Es natural que las personas se agrupen con personas que piensan o actúan como ellos. Esto ocurre con especial facilidad en Internet, donde es tan fácil encontrar un nicho cultural específico. Los algoritmos de las redes sociales pueden reducir aún más nuestras perspectivas, ofreciendo sólo noticias que se ajustan a nuestras creencias individuales.

Esto es un problema. Si todo el mundo en nuestros círculos sociales piensa como nosotros, nos volvemos más rígidos en nuestra forma de pensar y menos propensos a cambiar nuestras creencias sobre la base de nueva información. De hecho, cuanto más se escucha a las personas que comparten sus puntos de vista, las investigaciones demuestran que sus puntos de vista se vuelven más polarizados.

 

Es crucial salir de tu burbuja personal.

Puedes empezar por algo pequeño. Si trabajas en contabilidad, hazte amigo de la gente de marketing. Si siempre vas a almorzar con el personal superior, ve a un partido de pelota con tus colegas más jóvenes. Si te entrenas de esta manera, podrás escapar de tu forma de pensar habitual y obtener una visión más rica.

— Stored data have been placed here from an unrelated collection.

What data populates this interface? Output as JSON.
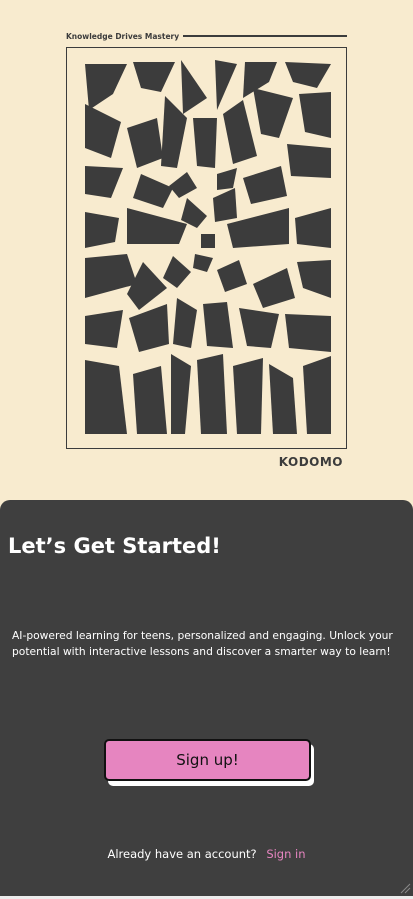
{
  "poster": {
    "tagline": "Knowledge Drives Mastery",
    "brand": "KODOMO",
    "artwork_icon": "abstract-op-art-pattern"
  },
  "welcome": {
    "title": "Let’s Get Started!",
    "description": "AI-powered learning for teens, personalized and engaging. Unlock your potential with interactive lessons and discover a smarter way to learn!",
    "signup_label": "Sign up!",
    "account_prompt": "Already have an account?",
    "signin_label": "Sign in"
  },
  "colors": {
    "background": "#F8EBCF",
    "card": "#3F3F3F",
    "accent_pink": "#E685C0",
    "ink": "#3C3C3C"
  }
}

En los entornos de equipo, dá a la gente la oportunidad de dar sus opiniones de forma independiente, sin la influencia del grupo. Cuando pido consejo, por ejemplo, suelo retener mis propias preferencias y pido a los miembros del equipo que me envíen sus opiniones en notas separadas. Esta táctica ayuda a evitar que la gente caiga en el pensamiento grupal.

Aunque estas sencillas tácticas pueden parecer fáciles o incluso obvias, son poco frecuentes en la práctica, sobre todo en el mundo de los negocios, y demasiadas organizaciones no se toman el tiempo necesario para adoptar formas sólidas de razonamiento.

 

Pero la importante labor del pensamiento crítico merece la pena.

Aunque la suerte desempeña un papel -a veces pequeño, a veces grande- en los éxitos de una empresa, las victorias empresariales más importantes se consiguen pensando con inteligencia.